Jukebox Sunday 2: Yusef Komunyakaa, Eyedea, Anticon


Jukebox Sunday 2 is here with some poetry videos and poetic music for you fine folks. And just a warning, I'm feeling a little nostalgic for hip hop today.

Let's start out with a little poetry fun. Billy Collins' very entertaining poem "Lanyard" is as good a place as any. We'll meet back up with poetry at the end with Yusef Komunyakaa.

Sean Bonnette's escaped the trap that we built to capture him last week, he's been spotted in this recording of the AJJ song "A Poem" which has one of the better poetry-related lines in recent songs: A poem is a song, that no one cares about, except the writers of the songs that we're all singing"

Let's move toward some poetic indie hip hop from 20 years ago, everyone's favorite! I know it's one of mine, at least! Anticon was a tremendous force of poetry in the hip hop scene and Sole was one of its co-founders. One of my favorite albums from that era was Sole's Bottle of Humans, and this is its title track.

Now a bit more abstract, here is alternative/indie hip hop supergroup Deep Puddle Dynamics formed of Slug, Sole, Doseone, and Alias, and their 1998 song "Scarecrow Speaks"

And coming around via Slug to one of my favorite little hot spots of music, Minnesota Hip Hop, here is the Eyedea & Abilities song "Sky Diver"

While we're with Eyedea, one of my favorite emcees, legendary lyricist, freestyler, battler etc etc. here is a song from his Oliver Hart project, this song is called "How Much Do You Pay" and it has some recordings of a very well-known homeless man from the time in Minneapolis who played a bucket and was very friendly.

As we transition back towards poetry let's do that through Atmosphere's anaphoric list song "Scapegoats".

Dipping back to Eyedea's Oliver Hart for this minimalist narrative rap "Step by Step"

OK, Back to poetry. This is a writing blog after all. Here is a short video of Yusef Komunyakaa talking about when a poem is finished, more specifically, he gives a little insight into the revision process that is quite useful. 

To add to what Mr. Komunyakaa says, I also am wary of the beginnings of poems. Sometimes it can take a stanza or two even for a poem to find its feet, to discover what it's trying to say, what truth it's trying to highligh about the human condition or whatever, and this can often be rectified in editing, sometimes that opening needs to be hacked off. I just chopped the opening stanza of a poem I'd been sending out and had been proud of and I couldn't feel better about the excision.
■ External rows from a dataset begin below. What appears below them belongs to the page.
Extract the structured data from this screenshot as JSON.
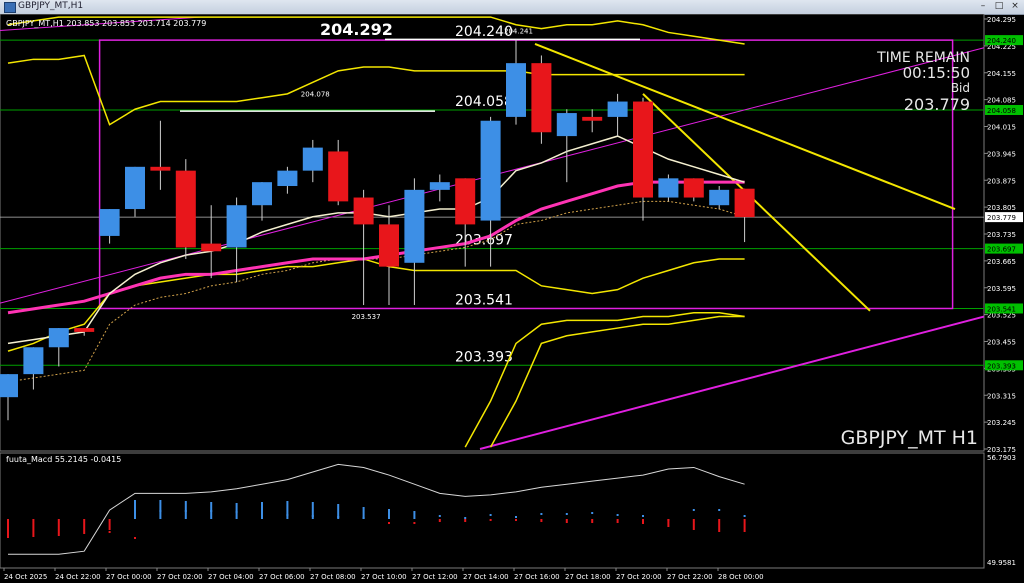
{
  "window": {
    "title": "GBPJPY_MT,H1"
  },
  "chart_data": {
    "type": "candlestick",
    "symbol": "GBPJPY_MT",
    "timeframe": "H1",
    "header": "GBPJPY_MT,H1  203.853 203.853 203.714 203.779",
    "watermark": "GBPJPY_MT H1",
    "timer": {
      "label1": "TIME REMAIN",
      "countdown": "00:15:50",
      "label2": "Bid",
      "bid": "203.779"
    },
    "ylim": [
      203.175,
      204.295
    ],
    "price_ticks": [
      "204.295",
      "204.225",
      "204.155",
      "204.085",
      "204.015",
      "203.945",
      "203.875",
      "203.805",
      "203.735",
      "203.665",
      "203.595",
      "203.525",
      "203.455",
      "203.385",
      "203.315",
      "203.245",
      "203.175"
    ],
    "price_tags": [
      {
        "value": "204.240",
        "color": "#00c000"
      },
      {
        "value": "204.058",
        "color": "#00c000"
      },
      {
        "value": "203.779",
        "color": "#ffffff"
      },
      {
        "value": "203.697",
        "color": "#00c000"
      },
      {
        "value": "203.541",
        "color": "#00c000"
      },
      {
        "value": "203.393",
        "color": "#00c000"
      }
    ],
    "levels": [
      {
        "label": "204.292",
        "y": 204.292,
        "kind": "big"
      },
      {
        "label": "204.240",
        "y": 204.24,
        "kind": "green"
      },
      {
        "label": "204.058",
        "y": 204.058,
        "kind": "green"
      },
      {
        "label": "203.697",
        "y": 203.697,
        "kind": "green"
      },
      {
        "label": "203.541",
        "y": 203.541,
        "kind": "green"
      },
      {
        "label": "203.393",
        "y": 203.393,
        "kind": "green"
      }
    ],
    "small_labels": [
      {
        "label": "204.078",
        "i": 12,
        "y": 204.078
      },
      {
        "label": "203.537",
        "i": 14,
        "y": 203.537
      },
      {
        "label": "204.241",
        "i": 20,
        "y": 204.241
      }
    ],
    "time_labels": [
      "24 Oct 2025",
      "24 Oct 22:00",
      "27 Oct 00:00",
      "27 Oct 02:00",
      "27 Oct 04:00",
      "27 Oct 06:00",
      "27 Oct 08:00",
      "27 Oct 10:00",
      "27 Oct 12:00",
      "27 Oct 14:00",
      "27 Oct 16:00",
      "27 Oct 18:00",
      "27 Oct 20:00",
      "27 Oct 22:00",
      "28 Oct 00:00"
    ],
    "candles": [
      {
        "o": 203.31,
        "h": 203.37,
        "l": 203.25,
        "c": 203.37
      },
      {
        "o": 203.37,
        "h": 203.44,
        "l": 203.33,
        "c": 203.44
      },
      {
        "o": 203.44,
        "h": 203.49,
        "l": 203.39,
        "c": 203.49
      },
      {
        "o": 203.49,
        "h": 203.49,
        "l": 203.47,
        "c": 203.48
      },
      {
        "o": 203.73,
        "h": 203.8,
        "l": 203.71,
        "c": 203.8
      },
      {
        "o": 203.8,
        "h": 203.91,
        "l": 203.78,
        "c": 203.91
      },
      {
        "o": 203.91,
        "h": 204.03,
        "l": 203.85,
        "c": 203.9
      },
      {
        "o": 203.9,
        "h": 203.93,
        "l": 203.67,
        "c": 203.7
      },
      {
        "o": 203.71,
        "h": 203.81,
        "l": 203.62,
        "c": 203.69
      },
      {
        "o": 203.7,
        "h": 203.83,
        "l": 203.61,
        "c": 203.81
      },
      {
        "o": 203.81,
        "h": 203.87,
        "l": 203.77,
        "c": 203.87
      },
      {
        "o": 203.86,
        "h": 203.91,
        "l": 203.84,
        "c": 203.9
      },
      {
        "o": 203.9,
        "h": 203.98,
        "l": 203.87,
        "c": 203.96
      },
      {
        "o": 203.95,
        "h": 203.98,
        "l": 203.81,
        "c": 203.82
      },
      {
        "o": 203.83,
        "h": 203.85,
        "l": 203.55,
        "c": 203.76
      },
      {
        "o": 203.76,
        "h": 203.81,
        "l": 203.55,
        "c": 203.65
      },
      {
        "o": 203.66,
        "h": 203.88,
        "l": 203.55,
        "c": 203.85
      },
      {
        "o": 203.85,
        "h": 203.89,
        "l": 203.82,
        "c": 203.87
      },
      {
        "o": 203.88,
        "h": 203.88,
        "l": 203.65,
        "c": 203.76
      },
      {
        "o": 203.77,
        "h": 204.04,
        "l": 203.65,
        "c": 204.03
      },
      {
        "o": 204.04,
        "h": 204.241,
        "l": 204.02,
        "c": 204.18
      },
      {
        "o": 204.18,
        "h": 204.2,
        "l": 203.97,
        "c": 204.0
      },
      {
        "o": 203.99,
        "h": 204.06,
        "l": 203.87,
        "c": 204.05
      },
      {
        "o": 204.04,
        "h": 204.06,
        "l": 204.0,
        "c": 204.03
      },
      {
        "o": 204.04,
        "h": 204.1,
        "l": 203.99,
        "c": 204.08
      },
      {
        "o": 204.08,
        "h": 204.09,
        "l": 203.77,
        "c": 203.83
      },
      {
        "o": 203.83,
        "h": 203.89,
        "l": 203.82,
        "c": 203.88
      },
      {
        "o": 203.88,
        "h": 203.88,
        "l": 203.82,
        "c": 203.83
      },
      {
        "o": 203.81,
        "h": 203.86,
        "l": 203.8,
        "c": 203.85
      },
      {
        "o": 203.853,
        "h": 203.853,
        "l": 203.714,
        "c": 203.779
      }
    ],
    "ma_white": [
      203.45,
      203.46,
      203.47,
      203.48,
      203.58,
      203.63,
      203.66,
      203.68,
      203.69,
      203.71,
      203.74,
      203.76,
      203.78,
      203.79,
      203.79,
      203.78,
      203.79,
      203.8,
      203.8,
      203.83,
      203.9,
      203.92,
      203.95,
      203.97,
      203.99,
      203.96,
      203.93,
      203.91,
      203.89,
      203.87
    ],
    "ma_pink": [
      203.53,
      203.54,
      203.55,
      203.56,
      203.58,
      203.6,
      203.62,
      203.63,
      203.63,
      203.64,
      203.65,
      203.66,
      203.67,
      203.67,
      203.67,
      203.68,
      203.69,
      203.7,
      203.71,
      203.73,
      203.77,
      203.8,
      203.82,
      203.84,
      203.86,
      203.87,
      203.87,
      203.87,
      203.87,
      203.87
    ],
    "ma_dotted": [
      203.35,
      203.36,
      203.37,
      203.38,
      203.5,
      203.55,
      203.57,
      203.58,
      203.6,
      203.61,
      203.63,
      203.64,
      203.66,
      203.67,
      203.67,
      203.67,
      203.68,
      203.69,
      203.7,
      203.72,
      203.76,
      203.77,
      203.79,
      203.8,
      203.81,
      203.82,
      203.82,
      203.81,
      203.8,
      203.78
    ],
    "band_upper": [
      204.18,
      204.19,
      204.19,
      204.2,
      204.02,
      204.06,
      204.08,
      204.08,
      204.08,
      204.08,
      204.09,
      204.1,
      204.13,
      204.16,
      204.17,
      204.17,
      204.16,
      204.16,
      204.16,
      204.16,
      204.16,
      204.15,
      204.15,
      204.15,
      204.15,
      204.15,
      204.15,
      204.15,
      204.15,
      204.15
    ],
    "band_lower": [
      203.43,
      203.45,
      203.48,
      203.5,
      203.58,
      203.6,
      203.61,
      203.62,
      203.63,
      203.63,
      203.64,
      203.65,
      203.65,
      203.66,
      203.67,
      203.65,
      203.64,
      203.64,
      203.64,
      203.64,
      203.64,
      203.6,
      203.59,
      203.58,
      203.59,
      203.62,
      203.64,
      203.66,
      203.67,
      203.67
    ],
    "band_outer_upper": [
      204.28,
      204.29,
      204.3,
      204.3,
      204.3,
      204.3,
      204.3,
      204.3,
      204.3,
      204.3,
      204.3,
      204.3,
      204.3,
      204.3,
      204.3,
      204.3,
      204.3,
      204.3,
      204.3,
      204.3,
      204.28,
      204.27,
      204.28,
      204.28,
      204.29,
      204.28,
      204.26,
      204.25,
      204.24,
      204.23
    ],
    "band_lower2": [
      null,
      null,
      null,
      null,
      null,
      null,
      null,
      null,
      null,
      null,
      null,
      null,
      null,
      null,
      null,
      null,
      null,
      null,
      203.18,
      203.3,
      203.45,
      203.5,
      203.51,
      203.51,
      203.51,
      203.52,
      203.52,
      203.53,
      203.53,
      203.52
    ],
    "band_lower3": [
      null,
      null,
      null,
      null,
      null,
      null,
      null,
      null,
      null,
      null,
      null,
      null,
      null,
      null,
      null,
      null,
      null,
      null,
      null,
      203.18,
      203.3,
      203.45,
      203.47,
      203.48,
      203.49,
      203.5,
      203.5,
      203.51,
      203.52,
      203.52
    ],
    "macd": {
      "label": "fuuta_Macd 55.2145  -0.0415",
      "ymax_label": "56.7903",
      "ymin_label": "49.9581",
      "ylim": [
        49.9581,
        56.7903
      ],
      "line": [
        50.6,
        50.6,
        50.6,
        50.8,
        53.5,
        54.6,
        54.6,
        54.6,
        54.7,
        54.9,
        55.2,
        55.5,
        56.0,
        56.5,
        56.3,
        55.8,
        55.2,
        54.6,
        54.4,
        54.5,
        54.7,
        55.0,
        55.2,
        55.4,
        55.6,
        55.8,
        56.2,
        56.3,
        55.7,
        55.2
      ],
      "hist": [
        -1.9,
        -1.8,
        -1.7,
        -1.5,
        -1.1,
        1.9,
        1.9,
        1.8,
        1.7,
        1.6,
        1.7,
        1.8,
        1.7,
        1.5,
        1.2,
        1.0,
        0.8,
        -0.3,
        -0.3,
        -0.2,
        -0.2,
        -0.3,
        -0.4,
        -0.4,
        -0.4,
        -0.5,
        -0.8,
        -1.1,
        -1.3,
        -1.3
      ],
      "signal": [
        null,
        null,
        null,
        null,
        -1.3,
        -1.9,
        0.8,
        0.8,
        0.8,
        0.7,
        0.6,
        0.4,
        0.3,
        0.2,
        0.1,
        -0.4,
        -0.4,
        0.3,
        0.1,
        0.4,
        0.2,
        0.5,
        0.5,
        0.6,
        0.4,
        0.3,
        -0.1,
        0.9,
        0.9,
        0.3
      ]
    },
    "colors": {
      "bull": "#3d8fe6",
      "bear": "#e8161b",
      "yellow": "#f3e600",
      "magenta": "#e020e0",
      "green_level": "#00a000",
      "pink_ma": "#ff33b4"
    }
  }
}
And finally we'll end with a short film made by the filmmaker Iriana Rucker for Komunyakaa's poem "Slam, Dunk & Hook".


Bonus Writing Exercises: You didn't think you'd get away without writing a poem did you? 

1)Take inspiration from what you've listened and use either a setting, a turn of phrase, an object, something from one of the songs and write a piece based on that.
2) Look up the lyrics to your favorite of those songs at Lyrics Genius and make an erasure poem from those lyrics.
3) Look up the lyrics to your favorite of those songs and find a line to use as the epigraph for a piece of writing. The quote usually will be a pithy way to 'sum up' some aspect of your piece, or just be related in a way that the quote informs the piece.